The gravel path crunches under their scuffed work boots as they walk, she bumps her shoulder against his every few steps, points out great blue herons nesting in the willows over the river, mentions she used to sneak down here to smoke as a teen visiting Ellen. They find a fallen oak log half shaded by maple, she sits close enough their thighs press through jeans, and when she reaches across him to grab the cooler, her curls brush his jaw, soft and smelling like her shampoo. He doesn’t move away.

She admits she’s stopped by his usual Tuesday diner for months, ordered coffee and sat across from him, too nervous to say hi, scared he’d think her disrespectful, that family would talk if they saw them together.

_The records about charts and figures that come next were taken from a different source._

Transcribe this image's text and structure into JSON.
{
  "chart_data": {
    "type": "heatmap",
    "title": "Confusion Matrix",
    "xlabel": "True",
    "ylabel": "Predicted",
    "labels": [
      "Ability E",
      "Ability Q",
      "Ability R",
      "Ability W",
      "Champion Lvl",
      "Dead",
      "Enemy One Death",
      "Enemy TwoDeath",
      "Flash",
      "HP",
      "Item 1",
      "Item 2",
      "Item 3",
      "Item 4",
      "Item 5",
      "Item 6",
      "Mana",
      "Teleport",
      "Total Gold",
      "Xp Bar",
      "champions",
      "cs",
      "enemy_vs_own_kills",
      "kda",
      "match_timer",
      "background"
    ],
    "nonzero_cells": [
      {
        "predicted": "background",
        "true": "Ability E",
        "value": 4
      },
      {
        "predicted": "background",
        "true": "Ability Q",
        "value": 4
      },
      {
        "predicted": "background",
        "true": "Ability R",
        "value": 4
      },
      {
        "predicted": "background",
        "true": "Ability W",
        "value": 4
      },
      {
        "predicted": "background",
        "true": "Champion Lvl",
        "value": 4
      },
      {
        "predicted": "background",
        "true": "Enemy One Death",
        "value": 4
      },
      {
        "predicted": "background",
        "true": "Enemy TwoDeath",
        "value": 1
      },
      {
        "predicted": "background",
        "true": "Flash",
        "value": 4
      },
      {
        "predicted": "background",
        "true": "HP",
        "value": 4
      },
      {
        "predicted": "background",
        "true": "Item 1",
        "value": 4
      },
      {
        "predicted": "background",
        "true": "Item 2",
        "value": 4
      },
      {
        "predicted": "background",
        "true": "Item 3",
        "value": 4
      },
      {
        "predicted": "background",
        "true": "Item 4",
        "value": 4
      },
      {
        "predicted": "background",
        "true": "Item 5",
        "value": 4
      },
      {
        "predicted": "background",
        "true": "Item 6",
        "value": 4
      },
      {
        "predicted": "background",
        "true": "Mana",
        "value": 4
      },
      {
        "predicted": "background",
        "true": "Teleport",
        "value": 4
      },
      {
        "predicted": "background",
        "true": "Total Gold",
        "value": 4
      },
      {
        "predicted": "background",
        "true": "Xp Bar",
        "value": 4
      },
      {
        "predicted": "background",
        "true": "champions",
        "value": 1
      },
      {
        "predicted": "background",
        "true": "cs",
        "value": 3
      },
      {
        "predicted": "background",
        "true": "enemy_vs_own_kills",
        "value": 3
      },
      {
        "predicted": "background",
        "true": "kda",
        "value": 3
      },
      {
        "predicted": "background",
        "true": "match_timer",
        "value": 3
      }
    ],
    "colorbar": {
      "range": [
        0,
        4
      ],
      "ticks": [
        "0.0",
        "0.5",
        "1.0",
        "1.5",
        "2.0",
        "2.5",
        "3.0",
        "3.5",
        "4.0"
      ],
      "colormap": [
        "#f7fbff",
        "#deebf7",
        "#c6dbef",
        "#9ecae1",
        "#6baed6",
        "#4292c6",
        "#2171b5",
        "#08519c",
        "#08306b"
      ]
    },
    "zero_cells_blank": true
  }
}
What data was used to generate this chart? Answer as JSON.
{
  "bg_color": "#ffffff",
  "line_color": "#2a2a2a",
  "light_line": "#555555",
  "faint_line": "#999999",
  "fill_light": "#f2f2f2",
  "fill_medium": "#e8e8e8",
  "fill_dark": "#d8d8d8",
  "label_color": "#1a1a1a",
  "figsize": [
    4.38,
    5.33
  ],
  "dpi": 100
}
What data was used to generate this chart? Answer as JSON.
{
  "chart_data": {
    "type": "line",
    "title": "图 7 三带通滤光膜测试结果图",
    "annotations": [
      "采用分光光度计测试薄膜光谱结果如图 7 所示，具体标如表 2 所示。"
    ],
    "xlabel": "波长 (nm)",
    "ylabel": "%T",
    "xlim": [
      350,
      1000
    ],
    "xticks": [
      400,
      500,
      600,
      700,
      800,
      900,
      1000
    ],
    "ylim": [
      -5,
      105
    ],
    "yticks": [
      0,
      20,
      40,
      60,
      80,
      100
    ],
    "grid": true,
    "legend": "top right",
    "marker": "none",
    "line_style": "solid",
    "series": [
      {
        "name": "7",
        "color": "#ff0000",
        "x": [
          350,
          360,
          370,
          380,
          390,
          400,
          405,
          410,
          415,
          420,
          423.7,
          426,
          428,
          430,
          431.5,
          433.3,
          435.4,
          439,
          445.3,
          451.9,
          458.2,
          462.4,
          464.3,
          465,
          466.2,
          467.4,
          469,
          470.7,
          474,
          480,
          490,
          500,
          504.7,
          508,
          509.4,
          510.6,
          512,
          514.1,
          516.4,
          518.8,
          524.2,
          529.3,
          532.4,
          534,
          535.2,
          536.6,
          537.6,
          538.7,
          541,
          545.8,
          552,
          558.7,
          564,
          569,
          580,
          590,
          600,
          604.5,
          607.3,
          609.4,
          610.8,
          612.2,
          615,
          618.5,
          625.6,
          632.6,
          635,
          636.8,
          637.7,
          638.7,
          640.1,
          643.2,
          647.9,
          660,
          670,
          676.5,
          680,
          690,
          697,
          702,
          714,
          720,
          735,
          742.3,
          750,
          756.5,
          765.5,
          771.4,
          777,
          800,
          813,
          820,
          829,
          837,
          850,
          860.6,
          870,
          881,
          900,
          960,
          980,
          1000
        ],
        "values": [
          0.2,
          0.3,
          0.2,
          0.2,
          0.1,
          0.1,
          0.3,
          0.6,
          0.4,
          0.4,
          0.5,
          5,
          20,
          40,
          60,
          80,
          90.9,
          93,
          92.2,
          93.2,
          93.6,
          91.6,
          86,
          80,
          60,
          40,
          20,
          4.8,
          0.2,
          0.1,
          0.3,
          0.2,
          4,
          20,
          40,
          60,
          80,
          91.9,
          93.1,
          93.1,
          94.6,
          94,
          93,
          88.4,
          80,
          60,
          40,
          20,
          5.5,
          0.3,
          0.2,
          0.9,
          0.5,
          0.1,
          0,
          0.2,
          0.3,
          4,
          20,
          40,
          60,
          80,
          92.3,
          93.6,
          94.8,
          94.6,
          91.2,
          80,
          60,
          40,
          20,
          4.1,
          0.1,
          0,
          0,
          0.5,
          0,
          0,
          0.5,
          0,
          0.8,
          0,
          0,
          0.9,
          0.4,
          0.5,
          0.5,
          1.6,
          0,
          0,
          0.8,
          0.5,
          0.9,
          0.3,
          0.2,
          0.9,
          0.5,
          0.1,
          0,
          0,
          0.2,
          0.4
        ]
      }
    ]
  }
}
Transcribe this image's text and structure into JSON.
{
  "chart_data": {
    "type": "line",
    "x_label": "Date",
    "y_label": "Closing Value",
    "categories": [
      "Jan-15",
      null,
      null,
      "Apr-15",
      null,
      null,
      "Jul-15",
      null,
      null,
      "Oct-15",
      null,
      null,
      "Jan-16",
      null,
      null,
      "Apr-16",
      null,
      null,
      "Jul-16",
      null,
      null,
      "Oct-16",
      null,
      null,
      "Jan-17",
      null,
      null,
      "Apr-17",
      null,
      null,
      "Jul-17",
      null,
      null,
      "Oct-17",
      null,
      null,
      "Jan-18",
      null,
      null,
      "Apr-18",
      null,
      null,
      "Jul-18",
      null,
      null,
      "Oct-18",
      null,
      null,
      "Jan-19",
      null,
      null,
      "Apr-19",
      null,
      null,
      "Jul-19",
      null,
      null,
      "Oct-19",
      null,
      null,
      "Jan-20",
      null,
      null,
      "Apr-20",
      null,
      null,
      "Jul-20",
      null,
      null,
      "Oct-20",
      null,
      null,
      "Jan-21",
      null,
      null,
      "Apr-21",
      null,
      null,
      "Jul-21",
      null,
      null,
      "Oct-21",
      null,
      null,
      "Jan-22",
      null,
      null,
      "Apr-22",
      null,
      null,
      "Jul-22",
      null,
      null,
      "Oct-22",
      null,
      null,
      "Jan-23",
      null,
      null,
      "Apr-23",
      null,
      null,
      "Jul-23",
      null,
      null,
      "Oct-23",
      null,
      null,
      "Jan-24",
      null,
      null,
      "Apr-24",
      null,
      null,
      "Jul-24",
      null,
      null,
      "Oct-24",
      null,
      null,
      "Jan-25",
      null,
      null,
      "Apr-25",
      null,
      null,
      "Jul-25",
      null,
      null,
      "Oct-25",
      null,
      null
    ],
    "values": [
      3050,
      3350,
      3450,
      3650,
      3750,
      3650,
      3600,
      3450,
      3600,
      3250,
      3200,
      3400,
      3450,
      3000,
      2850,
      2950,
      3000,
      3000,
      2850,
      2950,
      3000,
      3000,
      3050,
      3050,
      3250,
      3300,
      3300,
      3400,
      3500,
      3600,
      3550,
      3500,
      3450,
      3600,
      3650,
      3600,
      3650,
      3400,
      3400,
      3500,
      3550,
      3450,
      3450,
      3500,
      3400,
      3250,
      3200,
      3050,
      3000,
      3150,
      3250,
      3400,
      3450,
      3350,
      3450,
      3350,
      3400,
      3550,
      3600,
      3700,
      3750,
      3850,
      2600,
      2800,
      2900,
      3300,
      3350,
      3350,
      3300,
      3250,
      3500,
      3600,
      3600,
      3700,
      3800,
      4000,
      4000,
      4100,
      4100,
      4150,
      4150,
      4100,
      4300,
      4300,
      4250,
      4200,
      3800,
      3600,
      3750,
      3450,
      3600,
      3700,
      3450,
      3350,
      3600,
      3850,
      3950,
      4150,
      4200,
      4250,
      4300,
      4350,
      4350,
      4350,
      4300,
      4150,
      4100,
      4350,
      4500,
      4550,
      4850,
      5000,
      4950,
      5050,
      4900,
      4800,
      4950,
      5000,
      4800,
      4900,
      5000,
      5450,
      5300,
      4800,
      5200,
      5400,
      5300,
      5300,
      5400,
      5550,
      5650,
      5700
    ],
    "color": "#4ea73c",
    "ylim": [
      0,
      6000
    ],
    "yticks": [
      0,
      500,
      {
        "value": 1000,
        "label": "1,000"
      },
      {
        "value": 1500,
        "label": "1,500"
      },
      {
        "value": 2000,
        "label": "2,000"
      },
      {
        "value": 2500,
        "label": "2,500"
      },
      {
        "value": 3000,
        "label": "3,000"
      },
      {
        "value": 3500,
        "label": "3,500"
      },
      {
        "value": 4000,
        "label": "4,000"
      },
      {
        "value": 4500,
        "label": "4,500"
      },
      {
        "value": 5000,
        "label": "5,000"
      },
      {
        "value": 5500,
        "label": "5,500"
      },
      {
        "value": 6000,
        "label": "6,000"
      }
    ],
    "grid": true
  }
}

He laughs quiet, says he noticed her a month ago, thought he was imagining it, was too much of a coward to speak first. He tells her he’s spent 8 years hiding out at the cabin, turning down every friend invite, every sister-led fix-up, convinced moving on meant forgetting Ellen. Lila nods, sips her mead, says Ellen used to tell her if anything ever happened to her, she’d kick Moe’s ass if he spent the rest of his life alone. He blinks back unexpected tightness in his throat, and for the first time in 8 years, being with someone doesn’t feel like loss, it feels like a gift.

The sun dips low over the river, painting the water pink and orange, and when Lila leans in a little closer, her shoulder warm against his, he rests his calloused palm lightly on her knee, the fabric of her cutoff shorts soft under his fingers.